In the book, Kiyosaki described any business as an asset, as long as it’s not your job. Meaning that the business can continue to run without you being there, so if you can go on vacation and still be making money from your business, only then does it qualify to be called an asset.

So, let’s say that right now you have a regular job, but you want to go into business, what should you do?

Well, according to Robert Kiyosaki, first of all, you shouldn’t quit your job. Because that’s a huge risk you shouldn’t take. You should first of all invest in yourself in order to create the foundation necessary to acquire wealth.

I’m talking about financial education and literacy. Then you can start or buy a business. You can save or get a loan. In the case of you starting a business and taking it public Robert Kiyosaki’s goal is to sell the entire stock of a company within a year of going public since 90% of companies fail.

Lesson Number 3: The Rich Invent Money

It’s never been a better time to acquire assets and build wealth. Never has it been so easy to generate wealth and to go from 0 to millions. Imagine starting from nothing and then trying to build wealth and a better life for yourself 500 years ago.

The Rich Invent Money
The Rich Invent Money

What an interesting task! 500 years ago, the wealthiest people were the people who owned the most land and livestock. Sure, there were merchants and other small businesses, but the real asset in those days was land. Then in the 18th century came the industrial revolution, and those who were able to create the most wealth were those that owned factories and production facilities.

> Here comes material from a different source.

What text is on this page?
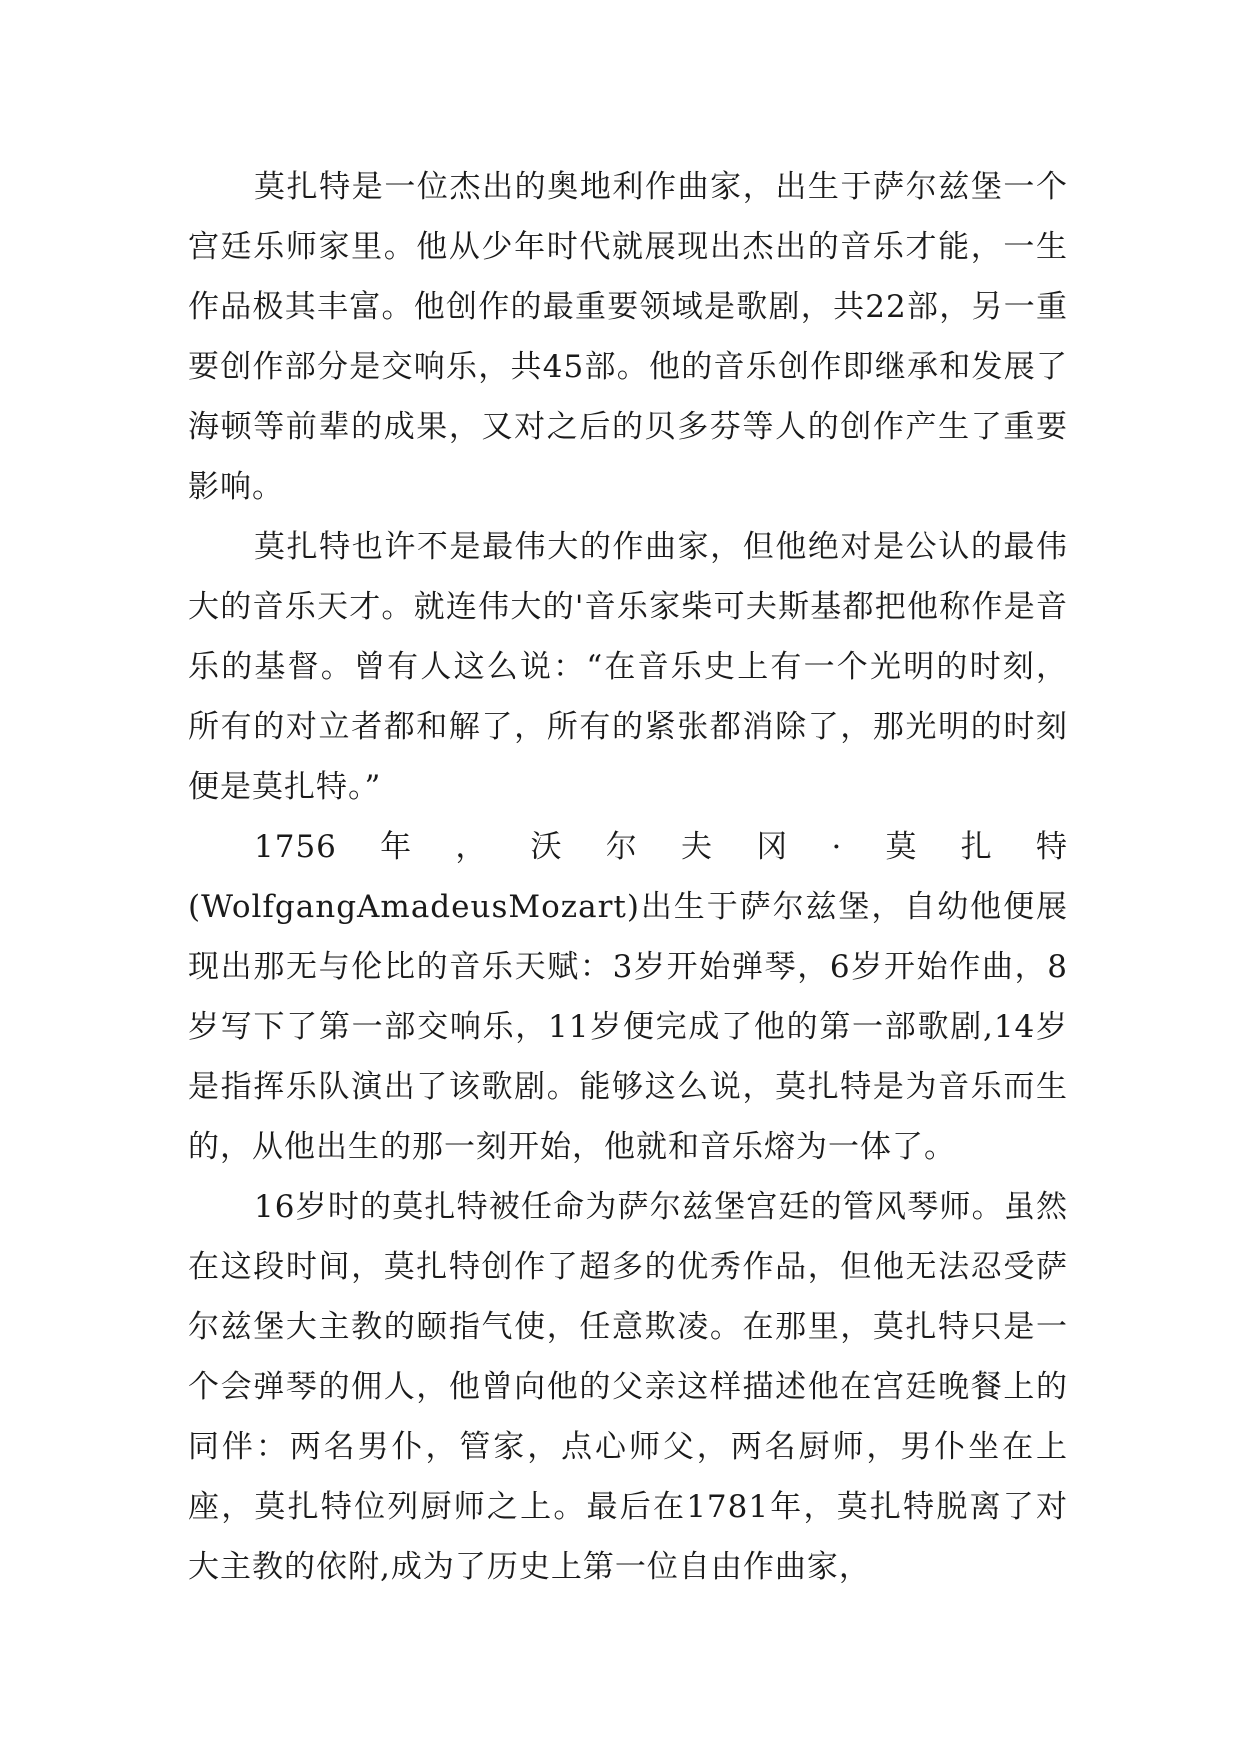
莫扎特是一位杰出的奥地利作曲家，出生于萨尔兹堡一个宫廷乐师家里。他从少年时代就展现出杰出的音乐才能，一生作品极其丰富。他创作的最重要领域是歌剧，共22部，另一重要创作部分是交响乐，共45部。他的音乐创作即继承和发展了海顿等前辈的成果，又对之后的贝多芬等人的创作产生了重要影响。

莫扎特也许不是最伟大的作曲家，但他绝对是公认的最伟大的音乐天才。就连伟大的'音乐家柴可夫斯基都把他称作是音乐的基督。曾有人这么说：“在音乐史上有一个光明的时刻，所有的对立者都和解了，所有的紧张都消除了，那光明的时刻便是莫扎特。”

1756年，沃尔夫冈·莫扎特(WolfgangAmadeusMozart)出生于萨尔兹堡，自幼他便展现出那无与伦比的音乐天赋：3岁开始弹琴，6岁开始作曲，8岁写下了第一部交响乐，11岁便完成了他的第一部歌剧,14岁是指挥乐队演出了该歌剧。能够这么说，莫扎特是为音乐而生的，从他出生的那一刻开始，他就和音乐熔为一体了。

16岁时的莫扎特被任命为萨尔兹堡宫廷的管风琴师。虽然在这段时间，莫扎特创作了超多的优秀作品，但他无法忍受萨尔兹堡大主教的颐指气使，任意欺凌。在那里，莫扎特只是一个会弹琴的佣人，他曾向他的父亲这样描述他在宫廷晚餐上的同伴：两名男仆，管家，点心师父，两名厨师，男仆坐在上座，莫扎特位列厨师之上。最后在1781年，莫扎特脱离了对大主教的依附,成为了历史上第一位自由作曲家，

Right now in the 21st century, it’s not just about who has the most properties, factories, or production facilities, although it certainly helps. Today it is all about who has the best information. Robert Kiyosaki said: “The players who get out of the Rat Race the quickest are the people who understand numbers and have creative financial minds.”

Who has the best information on the market? Who knows how to invest better? Who is more skilled in picking the right investment? And that’s the main reason why many can’t get ahead in life. They work just to spend, and they spend as much as they make, instead of investing part of their income to generate more money.

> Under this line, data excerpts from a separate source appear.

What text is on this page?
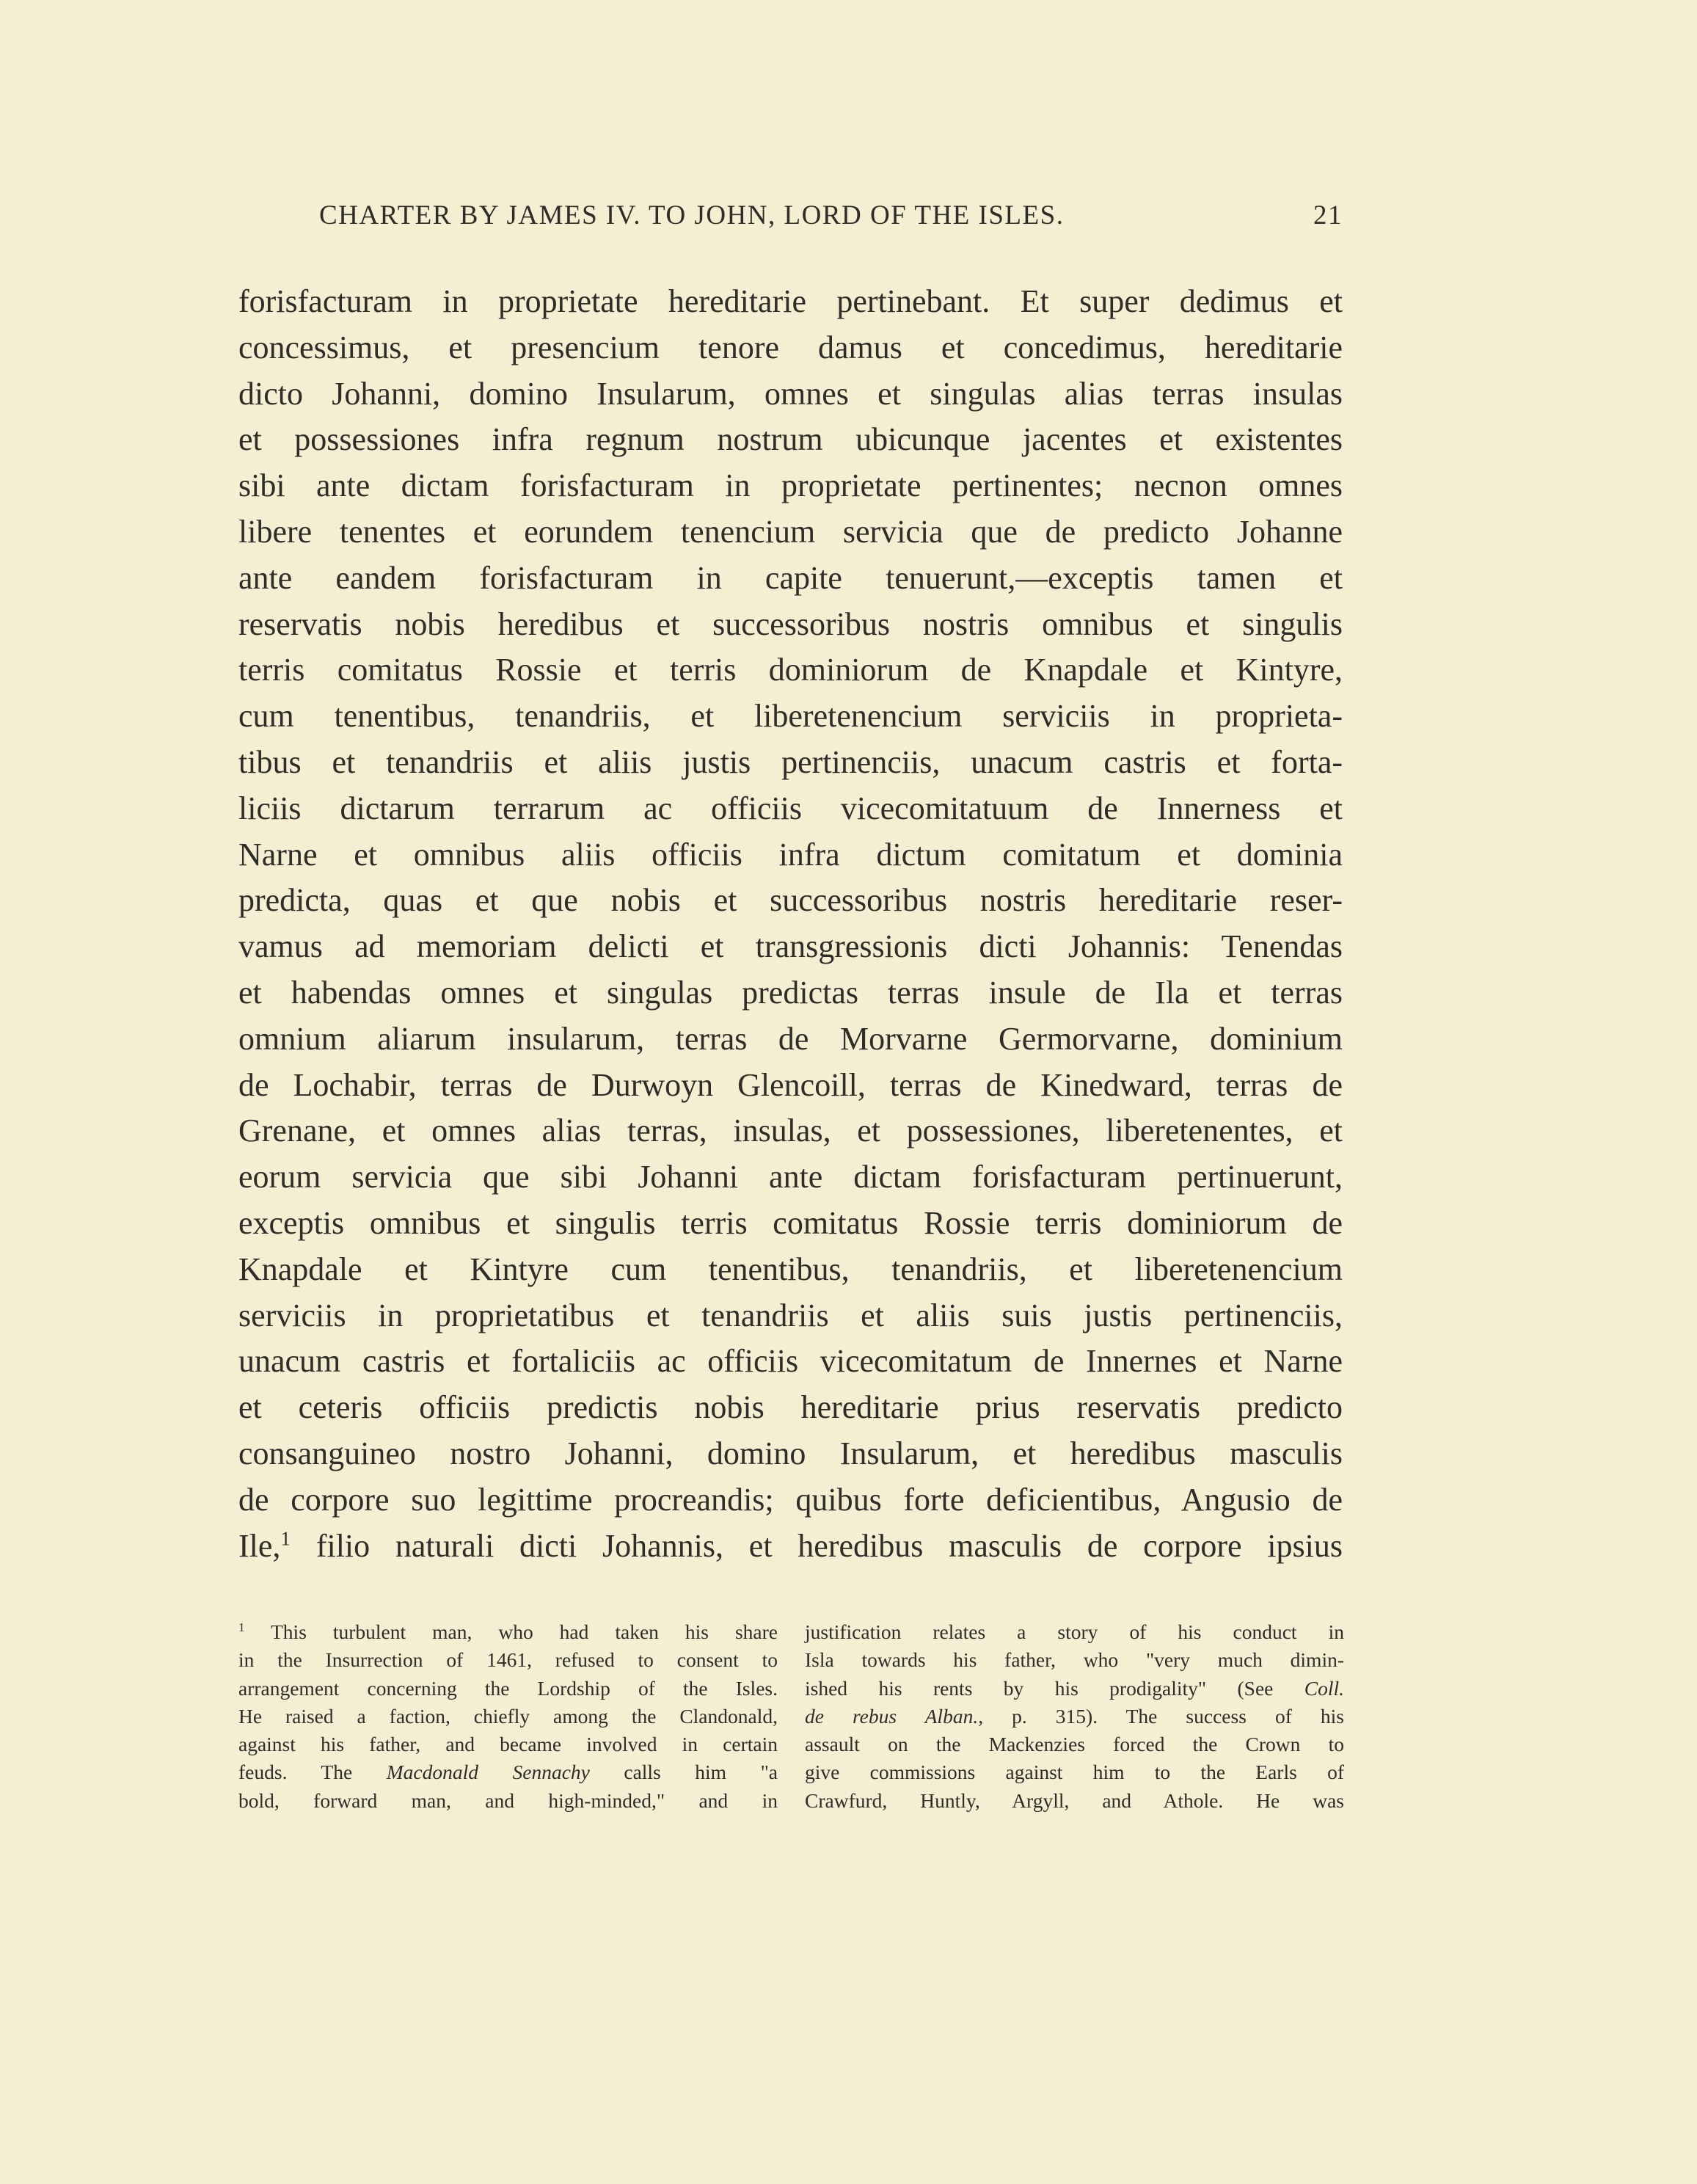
CHARTER BY JAMES IV. TO JOHN, LORD OF THE ISLES.	21
forisfacturam in proprietate hereditarie pertinebant. Et super dedimus et
concessimus, et presencium tenore damus et concedimus, hereditarie
dicto Johanni, domino Insularum, omnes et singulas alias terras insulas
et possessiones infra regnum nostrum ubicunque jacentes et existentes
sibi ante dictam forisfacturam in proprietate pertinentes; necnon omnes
libere tenentes et eorundem tenencium servicia que de predicto Johanne
ante eandem forisfacturam in capite tenuerunt,—exceptis tamen et
reservatis nobis heredibus et successoribus nostris omnibus et singulis
terris comitatus Rossie et terris dominiorum de Knapdale et Kintyre,
cum tenentibus, tenandriis, et liberetenencium serviciis in proprieta-
tibus et tenandriis et aliis justis pertinenciis, unacum castris et forta-
liciis dictarum terrarum ac officiis vicecomitatuum de Innerness et
Narne et omnibus aliis officiis infra dictum comitatum et dominia
predicta, quas et que nobis et successoribus nostris hereditarie reser-
vamus ad memoriam delicti et transgressionis dicti Johannis: Tenendas
et habendas omnes et singulas predictas terras insule de Ila et terras
omnium aliarum insularum, terras de Morvarne Germorvarne, dominium
de Lochabir, terras de Durwoyn Glencoill, terras de Kinedward, terras de
Grenane, et omnes alias terras, insulas, et possessiones, liberetenentes, et
eorum servicia que sibi Johanni ante dictam forisfacturam pertinuerunt,
exceptis omnibus et singulis terris comitatus Rossie terris dominiorum de
Knapdale et Kintyre cum tenentibus, tenandriis, et liberetenencium
serviciis in proprietatibus et tenandriis et aliis suis justis pertinenciis,
unacum castris et fortaliciis ac officiis vicecomitatum de Innernes et Narne
et ceteris officiis predictis nobis hereditarie prius reservatis predicto
consanguineo nostro Johanni, domino Insularum, et heredibus masculis
de corpore suo legittime procreandis; quibus forte deficientibus, Angusio de
Ile,$^1$ filio naturali dicti Johannis, et heredibus masculis de corpore ipsius
$^1$ This turbulent man, who had taken his share
in the Insurrection of 1461, refused to consent to
arrangement concerning the Lordship of the Isles.
He raised a faction, chiefly among the Clandonald,
against his father, and became involved in certain
feuds. The Macdonald Sennachy calls him "a
bold, forward man, and high-minded," and in
justification relates a story of his conduct in
Isla towards his father, who "very much dimin-
ished his rents by his prodigality" (See Coll.
de rebus Alban., p. 315). The success of his
assault on the Mackenzies forced the Crown to
give commissions against him to the Earls of
Crawfurd, Huntly, Argyll, and Athole. He was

Most people think that getting rich is a matter of luck, like playing the lottery or winning the jackpot, but it isn’t. Instead of complaining and working for people that you hate, doing things that you dislike, and making money that doesn’t satisfy you, you should be acquiring timely information that you need in order to grow.

The best deals aren’t usually offered to newcomers. They’re often reserved for the rich. But the more sophisticated you get at the game, the more opportunities you’ll be presented with. So in conclusion, those were the 3 most important lessons that I think were some of the best lessons from the book “Rich Dad Poor Dad”. If you want to learn more, you should probably read the whole book, but those were the main points that you should really apply today.

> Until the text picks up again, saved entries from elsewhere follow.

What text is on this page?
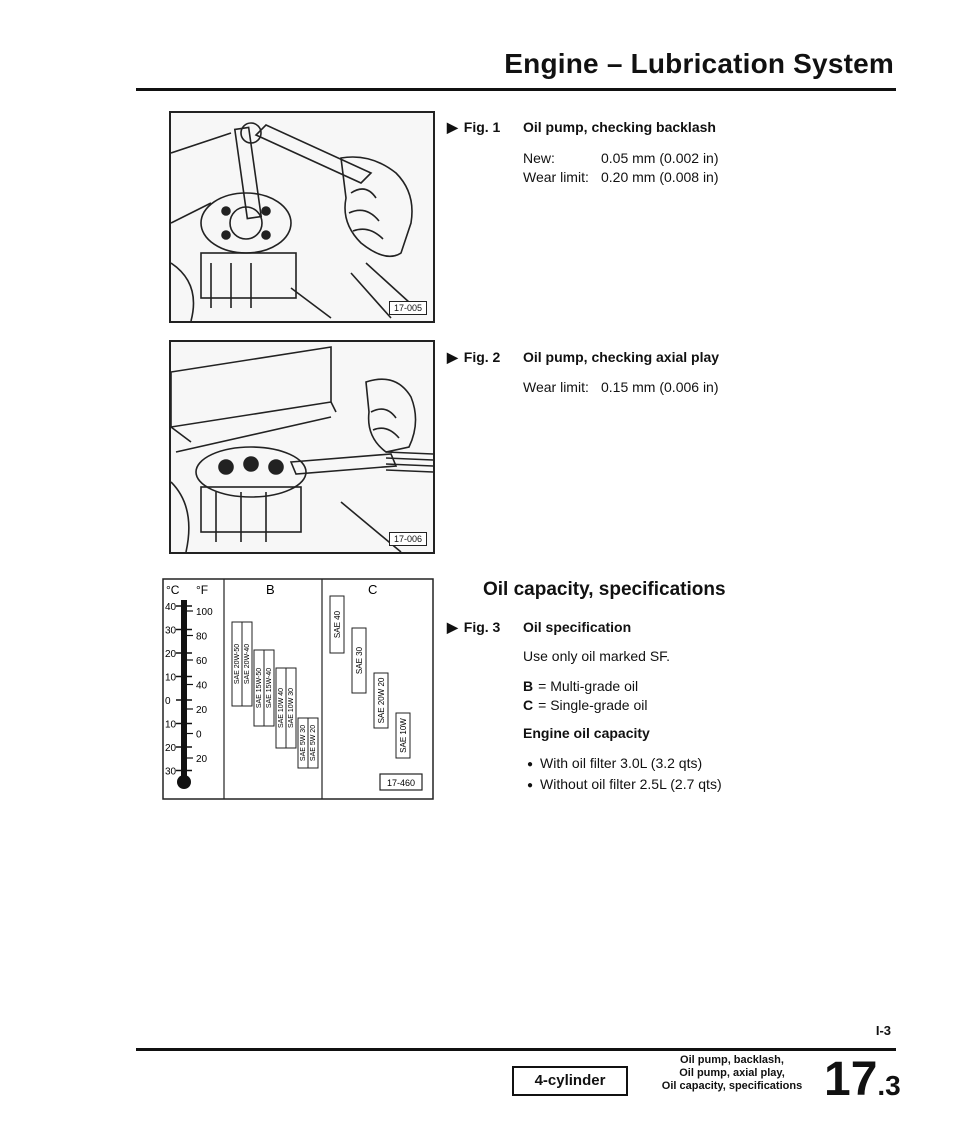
Engine – Lubrication System
17-005
▶ Fig. 1 Oil pump, checking backlash
New:	0.05 mm (0.002 in)
Wear limit: 0.20 mm (0.008 in)
17-006
▶ Fig. 2 Oil pump, checking axial play
Wear limit: 0.15 mm (0.006 in)
°C °F	B	C
40
30
20
10
0
10
20
30
100
80
60
40
20
0
20
SAE 20W-50 SAE 20W-40
SAE 15W-50 SAE 15W-40 SAE 10W 40 SAE 10W 30
SAE 5W 30 SAE 5W 20
SAE 40
SAE 30
SAE 20W 20
SAE 10W
17-460
Oil capacity, specifications
▶ Fig. 3 Oil specification
Use only oil marked SF.
B = Multi-grade oil
C = Single-grade oil
Engine oil capacity
● With oil filter 3.0L (3.2 qts)
● Without oil filter 2.5L (2.7 qts)
I-3
4-cylinder
Oil pump, backlash,
Oil pump, axial play,
Oil capacity, specifications 17.3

Growth is achieved with work and dedication, and if you don’t use your time wisely, you’ll run out of it. Invest your time in things that matter to you and that will improve your life today. The best growth strategy is to actually devote yourself to following the right path and steps, that is…

1. Gaining financial education, investing in your own knowledge, since timely information is the best asset that you can generate;

2. Having money work for you instead of working for money.

3. Create or buy businesses, then sell them in the period of a year after going public.

Remember that everything in life is risky, but this doesn’t mean that you should gamble your money and invest in assets you do not understand with people that you barely trust, like random brokers and bankers. You should take risks, but calculated risk. This means that you have to consider the odds of success, the pros and cons, the losses if everything does not go well, and a lot more.

Robert Kiyosaki said: “It’s not gambling if you know what you’re doing. It’s gambling if you’re just throwing money into a deal and praying.” And that’s it for today’s post. Have you already read the book, and if so, did you like it?